Крыжановский, который в продолжение разговора пытался ухватить Редана за край зипуна и таким образом извлечь его из-под стола, оставил сие занятие и осведомился:

- По-твоему, выходит, что юный Плешка успел побывать в Польше и вернуться? При этом оказавшись достаточно прытким, чтоб ускользнуть из лап Ордена, позволил себя схватить никчемному убожеству?

- Ох, баре, баре! – вздохнул цыган. – Как вы не понимаете, мальчик нарочно украл картуз, ведь эту вещь так легко опознать. И нарочно предал себя в руки этого…, чтоб картуз, как молчаливое послание, вернулся к хозяину. И теперь он ждёт спасения. И не только он, она тоже!

Максим умолк. Утверждение о том, что цыгане умеют прозревать грядущее, сомнений не вызывало. Фёдор же заявил:

- Можешь ведь говорить по-русски нормально, когда захочешь, не так ли, вождь?
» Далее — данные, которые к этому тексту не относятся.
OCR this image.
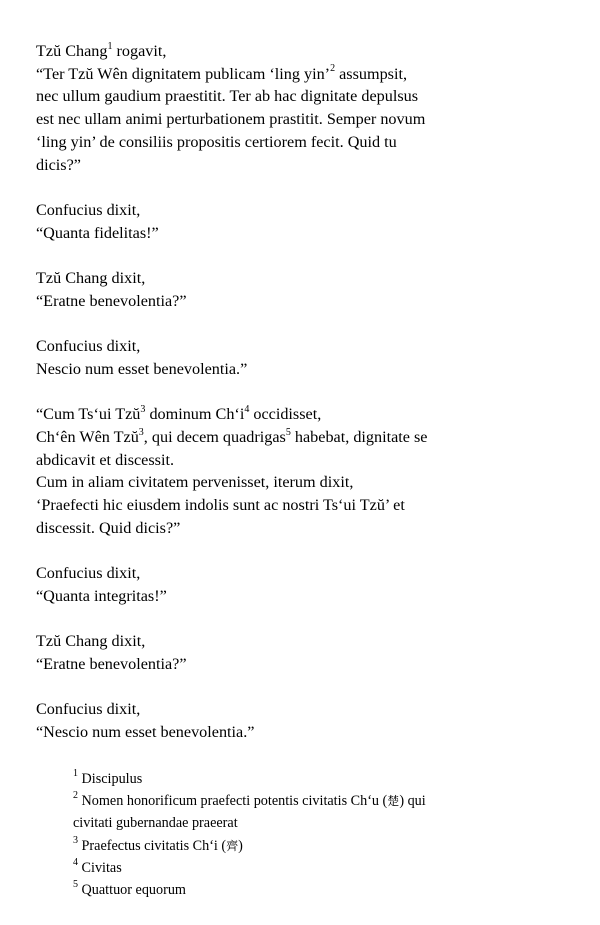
Tzŭ Chang$^1$ rogavit,
“Ter Tzŭ Wên dignitatem publicam ‘ling yin’$^2$ assumpsit,
nec ullum gaudium praestitit. Ter ab hac dignitate depulsus
est nec ullam animi perturbationem prastitit. Semper novum
‘ling yin’ de consiliis propositis certiorem fecit. Quid tu
dicis?”
Confucius dixit,
“Quanta fidelitas!”
Tzŭ Chang dixit,
“Eratne benevolentia?”
Confucius dixit,
Nescio num esset benevolentia.”
“Cum Ts‘ui Tzŭ$^3$ dominum $Ch‘i^4$ occidisset,
Ch‘ên Wên Tzŭ$^3$, qui decem quadrigas$^5$ habebat, dignitate se
abdicavit et discessit.
Cum in aliam civitatem pervenisset, iterum dixit,
‘Praefecti hic eiusdem indolis sunt ac nostri Ts‘ui Tzŭ’ et
discessit. Quid dicis?”
Confucius dixit,
“Quanta integritas!”
Tzŭ Chang dixit,
“Eratne benevolentia?”
Confucius dixit,
“Nescio num esset benevolentia.”
$^1$ Discipulus
$^2$ Nomen honorificum praefecti potentis civitatis Ch‘u (楚) qui
civitati gubernandae praeerat
$^3$ Praefectus civitatis Ch‘i (齊)
$^4$ Civitas
$^5$ Quattuor equorum
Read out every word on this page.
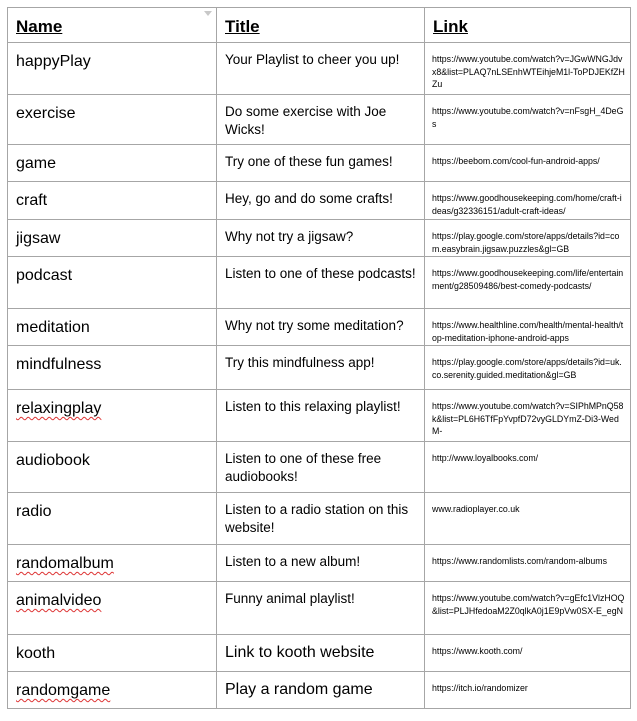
Name	Title	Link

happyPlay	Your Playlist to cheer you up!	https://www.youtube.com/watch?v=JGwWNGJdvx8&list=PLAQ7nLSEnhWTEihjeM1l-ToPDJEKfZHZu

exercise	Do some exercise with Joe Wicks!	https://www.youtube.com/watch?v=nFsgH_4DeGs

game	Try one of these fun games!	https://beebom.com/cool-fun-android-apps/

craft	Hey, go and do some crafts!	https://www.goodhousekeeping.com/home/craft-ideas/g32336151/adult-craft-ideas/

jigsaw	Why not try a jigsaw?	https://play.google.com/store/apps/details?id=com.easybrain.jigsaw.puzzles&gl=GB

podcast	Listen to one of these podcasts!	https://www.goodhousekeeping.com/life/entertainment/g28509486/best-comedy-podcasts/

meditation	Why not try some meditation?	https://www.healthline.com/health/mental-health/top-meditation-iphone-android-apps

mindfulness	Try this mindfulness app!	https://play.google.com/store/apps/details?id=uk.co.serenity.guided.meditation&gl=GB

relaxingplay	Listen to this relaxing playlist!	https://www.youtube.com/watch?v=SIPhMPnQ58k&list=PL6H6TfFpYvpfD72vyGLDYmZ-Di3-WedM-

audiobook	Listen to one of these free audiobooks!	http://www.loyalbooks.com/

radio	Listen to a radio station on this website!	www.radioplayer.co.uk

randomalbum	Listen to a new album!	https://www.randomlists.com/random-albums

animalvideo	Funny animal playlist!	https://www.youtube.com/watch?v=gEfc1VlzHOQ&list=PLJHfedoaM2Z0qlkA0j1E9pVw0SX-E_egN

kooth	Link to kooth website	https://www.kooth.com/

randomgame	Play a random game	https://itch.io/randomizer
Однако следует кое-что проверить.

Граф прошёл к столу, наклонился, и добрым словом сумел убедить Редана покинуть убежище. Тот появился, страшный обликом и поникший главою. Без каких-либо колебаний француз подтвердил: маленький воришка сдался без сопротивления, в дальнейшем не пытался бежать, а, отдавая картуз, наглым образом ухмылялся.

- Опять врёшь, вражье семя! – зевнул Максим. – Прежде заявлял, что мальчишка укусил тебя за палец, а нынче – что сдался без сопротивления.

Редан покачал головой и пояснил:

- Укус я получил за то, что ударил его. В этом не лгу. Зато раньше лгал, когда уверял, будто в моей жизни не было проступка, заслуживающего смерти. Я забыл про мальчишку, так что рубите второе ухо, господин Дир! Рубите!

- Хватит с тебя и одного. Да кто из нас – без греха, – вздохнул Максим, – говори уж лучше, где обретается твой Томба.